La Cour suprême limite la responsabilité des FAI dans les affaires de violation du droit d'auteur : une victoire pour l'innovation
La Cour suprême des États-Unis s'est prononcée en faveur des fournisseurs d'accès à Internet (FAI) dans une affaire historique de droit d'auteur, limitant leur responsabilité pour les activités illicites de leurs utilisateurs.
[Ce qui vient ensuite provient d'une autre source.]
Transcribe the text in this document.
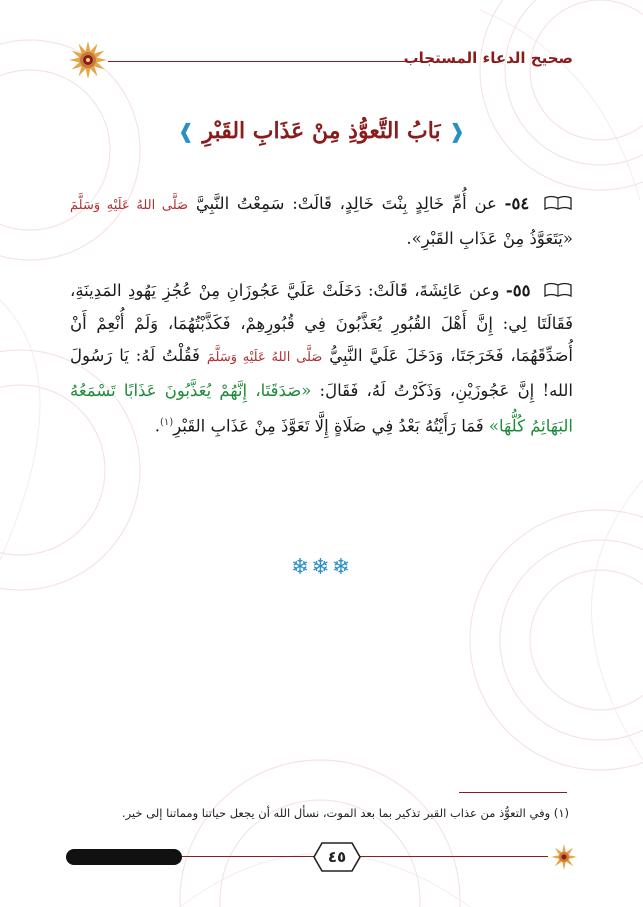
صحيح الدعاء المستجاب
❰
بَابُ التَّعوُّذِ مِنْ عَذَابِ القَبْرِ
❱

٥٤- عن أُمِّ خَالِدٍ بِنْتَ خَالِدٍ، قَالَتْ: سَمِعْتُ النَّبِيَّ صَلَّى اللهُ عَلَيْهِ وَسَلَّمَ «يَتَعَوَّذُ مِنْ عَذَابِ القَبْرِ».

٥٥- وعن عَائِشَةَ، قَالَتْ: دَخَلَتْ عَلَيَّ عَجُوزَانِ مِنْ عُجُزِ يَهُودِ المَدِينَةِ، فَقَالَتَا لِي: إِنَّ أَهْلَ القُبُورِ يُعَذَّبُونَ فِي قُبُورِهِمْ، فَكَذَّبْتُهُمَا، وَلَمْ أُنْعِمْ أَنْ أُصَدِّقَهُمَا، فَخَرَجَتَا، وَدَخَلَ عَلَيَّ النَّبِيُّ صَلَّى اللهُ عَلَيْهِ وَسَلَّمَ فَقُلْتُ لَهُ: يَا رَسُولَ الله! إِنَّ عَجُوزَيْنِ، وَذَكَرْتُ لَهُ، فَقَالَ: «صَدَقَتَا، إِنَّهُمْ يُعَذَّبُونَ عَذَابًا تَسْمَعُهُ البَهَائِمُ كُلُّهَا» فَمَا رَأَيْتُهُ بَعْدُ فِي صَلَاةٍ إِلَّا تَعَوَّذَ مِنْ عَذَابِ القَبْرِ$^{(١)}$.

❄❄❄
(١) وفي التعوُّذ من عذاب القبر تذكير بما بعد الموت، نسأل الله أن يجعل حياتنا ومماتنا إلى خير.
٤٥
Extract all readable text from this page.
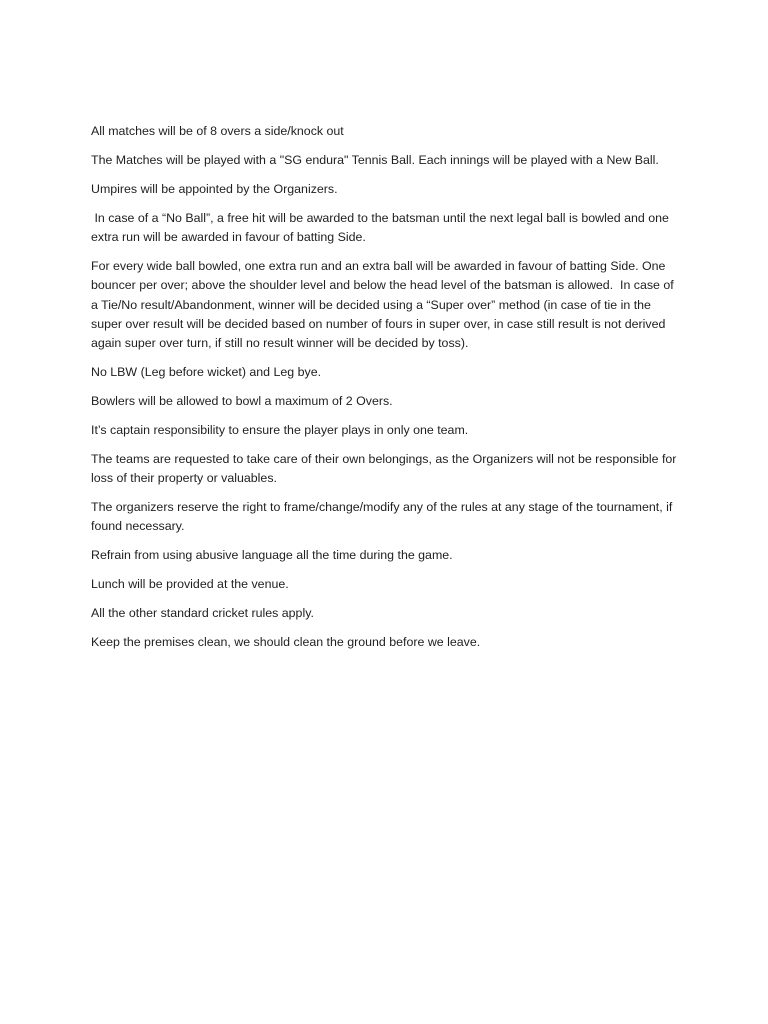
All matches will be of 8 overs a side/knock out

The Matches will be played with a "SG endura" Tennis Ball. Each innings will be played with a New Ball.

Umpires will be appointed by the Organizers.

In case of a “No Ball”, a free hit will be awarded to the batsman until the next legal ball is bowled and one extra run will be awarded in favour of batting Side.

For every wide ball bowled, one extra run and an extra ball will be awarded in favour of batting Side. One bouncer per over; above the shoulder level and below the head level of the batsman is allowed.  In case of a Tie/No result/Abandonment, winner will be decided using a “Super over” method (in case of tie in the super over result will be decided based on number of fours in super over, in case still result is not derived again super over turn, if still no result winner will be decided by toss).

No LBW (Leg before wicket) and Leg bye.

Bowlers will be allowed to bowl a maximum of 2 Overs.

It’s captain responsibility to ensure the player plays in only one team.

The teams are requested to take care of their own belongings, as the Organizers will not be responsible for loss of their property or valuables.

The organizers reserve the right to frame/change/modify any of the rules at any stage of the tournament, if found necessary.

Refrain from using abusive language all the time during the game.

Lunch will be provided at the venue.

All the other standard cricket rules apply.

Keep the premises clean, we should clean the ground before we leave.
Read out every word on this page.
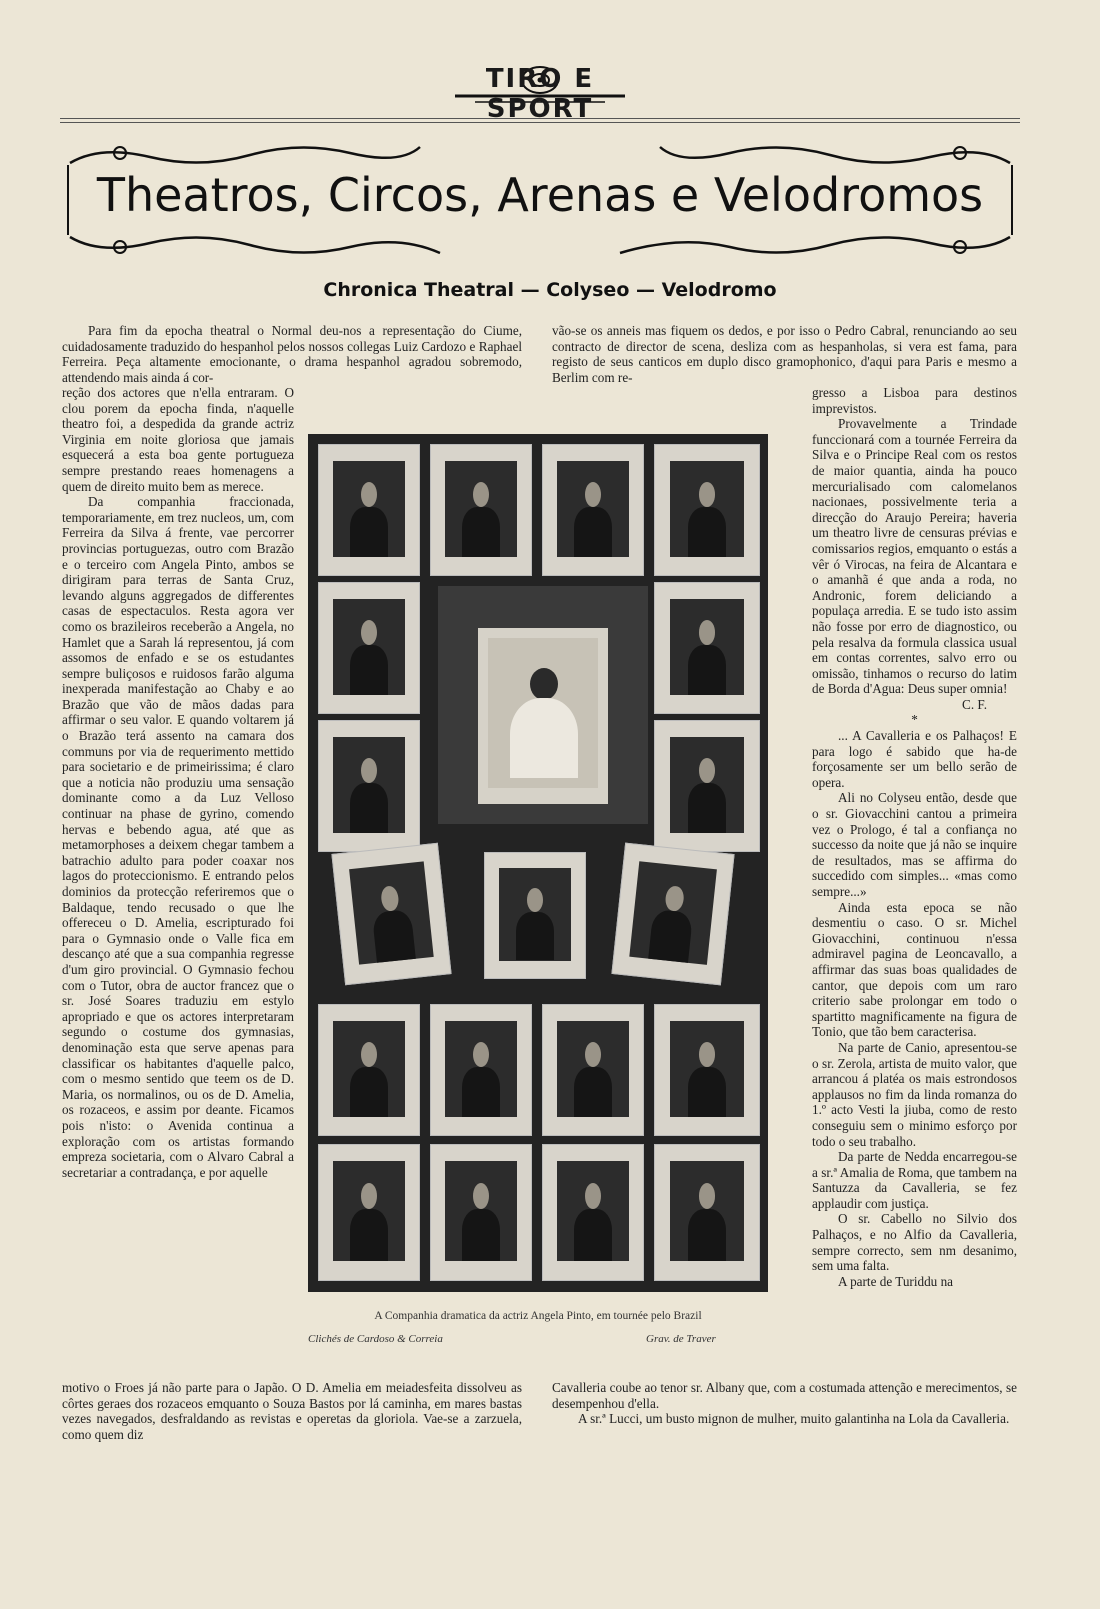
TIRO E SPORT
Theatros, Circos, Arenas e Velodromos
Chronica Theatral — Colyseo — Velodromo

Para fim da epocha theatral o Normal deu-nos a representação do Ciume, cuidadosamente traduzido do hespanhol pelos nossos collegas Luiz Cardozo e Raphael Ferreira. Peça altamente emocionante, o drama hespanhol agradou sobremodo, attendendo mais ainda á cor-

vão-se os anneis mas fiquem os dedos, e por isso o Pedro Cabral, renunciando ao seu contracto de director de scena, desliza com as hespanholas, si vera est fama, para registo de seus canticos em duplo disco gramophonico, d'aqui para Paris e mesmo a Berlim com re-

reção dos actores que n'ella entraram. O clou porem da epocha finda, n'aquelle theatro foi, a despedida da grande actriz Virginia em noite gloriosa que jamais esquecerá a esta boa gente portugueza sempre prestando reaes homenagens a quem de direito muito bem as merece.

Da companhia fraccionada, temporariamente, em trez nucleos, um, com Ferreira da Silva á frente, vae percorrer provincias portuguezas, outro com Brazão e o terceiro com Angela Pinto, ambos se dirigiram para terras de Santa Cruz, levando alguns aggregados de differentes casas de espectaculos. Resta agora ver como os brazileiros receberão a Angela, no Hamlet que a Sarah lá representou, já com assomos de enfado e se os estudantes sempre buliçosos e ruidosos farão alguma inexperada manifestação ao Chaby e ao Brazão que vão de mãos dadas para affirmar o seu valor. E quando voltarem já o Brazão terá assento na camara dos communs por via de requerimento mettido para societario e de primeirissima; é claro que a noticia não produziu uma sensação dominante como a da Luz Velloso continuar na phase de gyrino, comendo hervas e bebendo agua, até que as metamorphoses a deixem chegar tambem a batrachio adulto para poder coaxar nos lagos do proteccionismo. E entrando pelos dominios da protecção referiremos que o Baldaque, tendo recusado o que lhe offereceu o D. Amelia, escripturado foi para o Gymnasio onde o Valle fica em descanço até que a sua companhia regresse d'um giro provincial. O Gymnasio fechou com o Tutor, obra de auctor francez que o sr. José Soares traduziu em estylo apropriado e que os actores interpretaram segundo o costume dos gymnasias, denominação esta que serve apenas para classificar os habitantes d'aquelle palco, com o mesmo sentido que teem os de D. Maria, os normalinos, ou os de D. Amelia, os rozaceos, e assim por deante. Ficamos pois n'isto: o Avenida continua a exploração com os artistas formando empreza societaria, com o Alvaro Cabral a secretariar a contradança, e por aquelle

A Companhia dramatica da actriz Angela Pinto, em tournée pelo Brazil
Clichés de Cardoso & Correia	Grav. de Traver

gresso a Lisboa para destinos imprevistos.

Provavelmente a Trindade funccionará com a tournée Ferreira da Silva e o Principe Real com os restos de maior quantia, ainda ha pouco mercurialisado com calomelanos nacionaes, possivelmente teria a direcção do Araujo Pereira; haveria um theatro livre de censuras prévias e comissarios regios, emquanto o estás a vêr ó Virocas, na feira de Alcantara e o amanhã é que anda a roda, no Andronic, forem deliciando a populaça arredia. E se tudo isto assim não fosse por erro de diagnostico, ou pela resalva da formula classica usual em contas correntes, salvo erro ou omissão, tinhamos o recurso do latim de Borda d'Agua: Deus super omnia!

C. F.
*

... A Cavalleria e os Palhaços! E para logo é sabido que ha-de forçosamente ser um bello serão de opera.

Ali no Colyseu então, desde que o sr. Giovacchini cantou a primeira vez o Prologo, é tal a confiança no successo da noite que já não se inquire de resultados, mas se affirma do succedido com simples... «mas como sempre...»

Ainda esta epoca se não desmentiu o caso. O sr. Michel Giovacchini, continuou n'essa admiravel pagina de Leoncavallo, a affirmar das suas boas qualidades de cantor, que depois com um raro criterio sabe prolongar em todo o spartitto magnificamente na figura de Tonio, que tão bem caracterisa.

Na parte de Canio, apresentou-se o sr. Zerola, artista de muito valor, que arrancou á platéa os mais estrondosos applausos no fim da linda romanza do 1.º acto Vesti la jiuba, como de resto conseguiu sem o minimo esforço por todo o seu trabalho.

Da parte de Nedda encarregou-se a sr.ª Amalia de Roma, que tambem na Santuzza da Cavalleria, se fez applaudir com justiça.

O sr. Cabello no Silvio dos Palhaços, e no Alfio da Cavalleria, sempre correcto, sem nm desanimo, sem uma falta.

A parte de Turiddu na

motivo o Froes já não parte para o Japão. O D. Amelia em meiadesfeita dissolveu as côrtes geraes dos rozaceos emquanto o Souza Bastos por lá caminha, em mares bastas vezes navegados, desfraldando as revistas e operetas da gloriola. Vae-se a zarzuela, como quem diz

Cavalleria coube ao tenor sr. Albany que, com a costumada attenção e merecimentos, se desempenhou d'ella.

A sr.ª Lucci, um busto mignon de mulher, muito galantinha na Lola da Cavalleria.
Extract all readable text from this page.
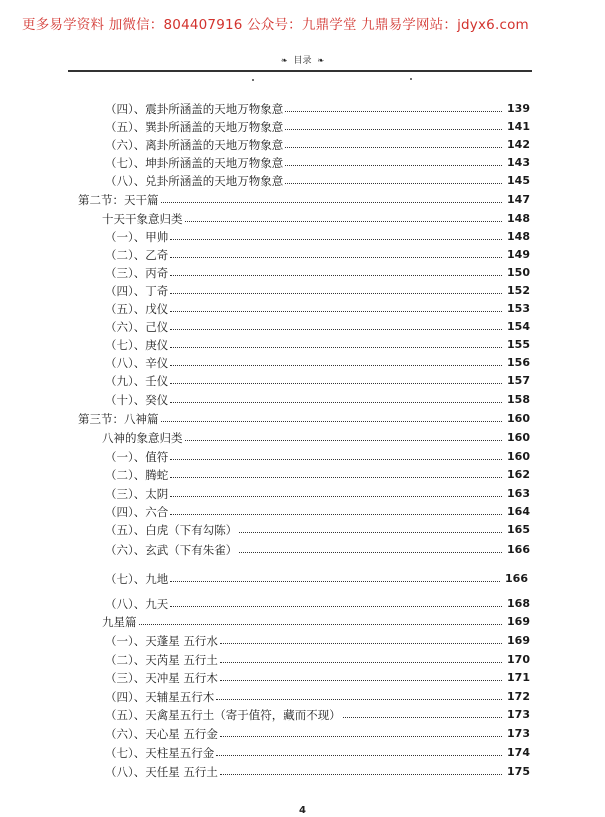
更多易学资料 加微信：804407916 公众号：九鼎学堂 九鼎易学网站：jdyx6.com
❧ 目录 ❧
（四）、震卦所涵盖的天地万物象意	139
（五）、巽卦所涵盖的天地万物象意	141
（六）、离卦所涵盖的天地万物象意	142
（七）、坤卦所涵盖的天地万物象意	143
（八）、兑卦所涵盖的天地万物象意	145
第二节：天干篇	147
十天干象意归类	148
（一）、甲帅	148
（二）、乙奇	149
（三）、丙奇	150
（四）、丁奇	152
（五）、戊仪	153
（六）、己仪	154
（七）、庚仪	155
（八）、辛仪	156
（九）、壬仪	157
（十）、癸仪	158
第三节：八神篇	160
八神的象意归类	160
（一）、值符	160
（二）、腾蛇	162
（三）、太阴	163
（四）、六合	164
（五）、白虎（下有勾陈）	165
（六）、玄武（下有朱雀）	166
（七）、九地	166
（八）、九天	168
九星篇	169
（一）、天蓬星 五行水	169
（二）、天芮星 五行土	170
（三）、天冲星 五行木	171
（四）、天辅星五行木	172
（五）、天禽星五行土（寄于值符，藏而不现）	173
（六）、天心星 五行金	173
（七）、天柱星五行金	174
（八）、天任星 五行土	175
4
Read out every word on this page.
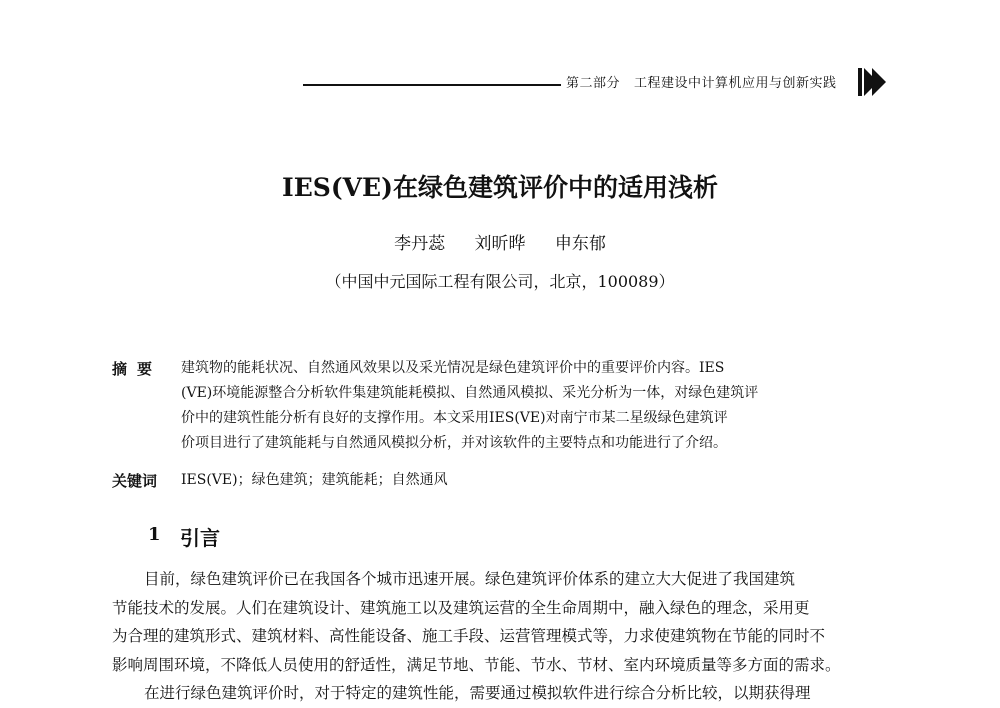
第二部分 工程建设中计算机应用与创新实践
IES(VE)在绿色建筑评价中的适用浅析
李丹蕊 刘昕晔 申东郁
（中国中元国际工程有限公司，北京，100089）
摘要 建筑物的能耗状况、自然通风效果以及采光情况是绿色建筑评价中的重要评价内容。IES
(VE)环境能源整合分析软件集建筑能耗模拟、自然通风模拟、采光分析为一体，对绿色建筑评
价中的建筑性能分析有良好的支撑作用。本文采用IES(VE)对南宁市某二星级绿色建筑评
价项目进行了建筑能耗与自然通风模拟分析，并对该软件的主要特点和功能进行了介绍。
关键词 IES(VE)；绿色建筑；建筑能耗；自然通风
1 引言
目前，绿色建筑评价已在我国各个城市迅速开展。绿色建筑评价体系的建立大大促进了我国建筑
节能技术的发展。人们在建筑设计、建筑施工以及建筑运营的全生命周期中，融入绿色的理念，采用更
为合理的建筑形式、建筑材料、高性能设备、施工手段、运营管理模式等，力求使建筑物在节能的同时不
影响周围环境，不降低人员使用的舒适性，满足节地、节能、节水、节材、室内环境质量等多方面的需求。
在进行绿色建筑评价时，对于特定的建筑性能，需要通过模拟软件进行综合分析比较，以期获得理
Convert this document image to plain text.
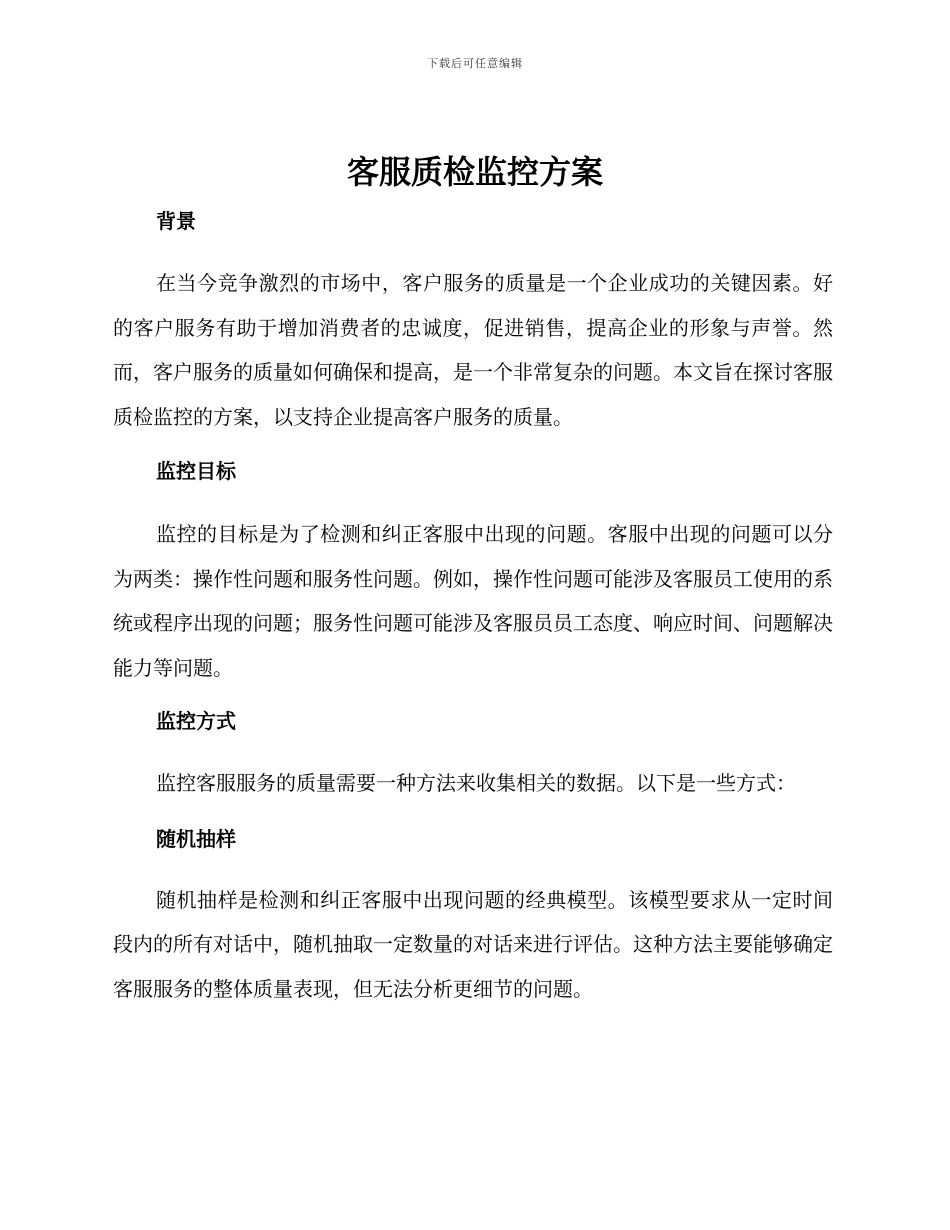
下载后可任意编辑
客服质检监控方案
背景

在当今竞争激烈的市场中，客户服务的质量是一个企业成功的关键因素。好的客户服务有助于增加消费者的忠诚度，促进销售，提高企业的形象与声誉。然而，客户服务的质量如何确保和提高，是一个非常复杂的问题。本文旨在探讨客服质检监控的方案，以支持企业提高客户服务的质量。

监控目标

监控的目标是为了检测和纠正客服中出现的问题。客服中出现的问题可以分为两类：操作性问题和服务性问题。例如，操作性问题可能涉及客服员工使用的系统或程序出现的问题；服务性问题可能涉及客服员员工态度、响应时间、问题解决能力等问题。

监控方式

监控客服服务的质量需要一种方法来收集相关的数据。以下是一些方式：

随机抽样

随机抽样是检测和纠正客服中出现问题的经典模型。该模型要求从一定时间段内的所有对话中，随机抽取一定数量的对话来进行评估。这种方法主要能够确定客服服务的整体质量表现，但无法分析更细节的问题。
La décision dans l'affaire *Cox c. Sony* rejette une théorie expansive de la responsabilité secondaire en matière de droit d'auteur, protégeant les FAI contre des dommages massifs simplement pour avoir fourni un accès à Internet.
La décision constitue une victoire significative pour les FAI et les entreprises technologiques, empêchant l'effet dissuasif d'une surveillance excessive de l'activité des utilisateurs et favorisant l'innovation.
### Contexte
L'affaire, *Cox c. Sony*, portait sur la question de savoir si **Cox Communications**, un fournisseur d'accès à Internet, pouvait être tenu responsable de la violation du droit d'auteur commise par ses utilisateurs. La Cour d'appel du quatrième circuit avait précédemment confirmé un verdict d'un milliard de dollars contre Cox. L'**Electronic Frontier Foundation (EFF)** a déposé un mémoire d'amicus urging la Cour suprême à rejeter cette théorie expansive de la responsabilité secondaire en matière de droit d'auteur.
### Décision de la Cour suprême
La Cour suprême a annulé la décision de la Cour d'appel du quatrième circuit. Le juge Thomas, rédigeant pour la majorité, a précisé que la responsabilité contributive se limite aux situations où un défendeur incite activement à la violation ou fournit un produit/service conçu pour la violation.
Ce cadre s'aligne sur l'argument de l'EFF, établissant des parallèles avec le droit des brevets où la responsabilité est reconnue pour l'incitation active à la violation ou la distribution d'un produit n'ayant pas d'usages légitimes substantiels. La Cour a souligné que la simple connaissance d'une violation potentielle par les clients est insuffisante pour engager la responsabilité. Les détenteurs de droits d'auteur doivent démontrer que le fournisseur avait l'intention que son service soit utilisé pour la violation, soit par incitation active, soit en concevant le service spécifiquement pour des usages illégaux.
### Implications pour les FAI et les entreprises technologiques
La Cour a clairement indiqué que la fourniture d'une connectivité Internet à usage général, capable d'usages légitimes substantiels, ne peut être considérée comme une violation contributive. La Cour a rejeté la règle plus large de la Cour d'appel du quatrième circuit selon laquelle la fourniture d'un service en sachant qu'il *peut* être utilisé pour enfreindre est suffisante pour engager la responsabilité.
Cette décision empêche les théories expansives de la responsabilité secondaire qui pourraient freiner l'innovation, menacer les petites entreprises technologiques et saper le développement d'outils à usage général vitaux pour la parole légitime, la créativité, l'éducation et l'accès à l'information.
### Position de l'EFF
L'EFF s'est félicitée de l'opinion de la Cour suprême, réaffirmant son engagement à défendre la capacité du public à construire, utiliser et innover avec de nouvelles technologies. La décision garantit que les FAI ne sont pas indûment chargés de surveiller l'activité des utilisateurs, leur permettant de se concentrer sur la fourniture de services Internet essentiels sans craindre des poursuites coûteuses pour violation du droit d'auteur.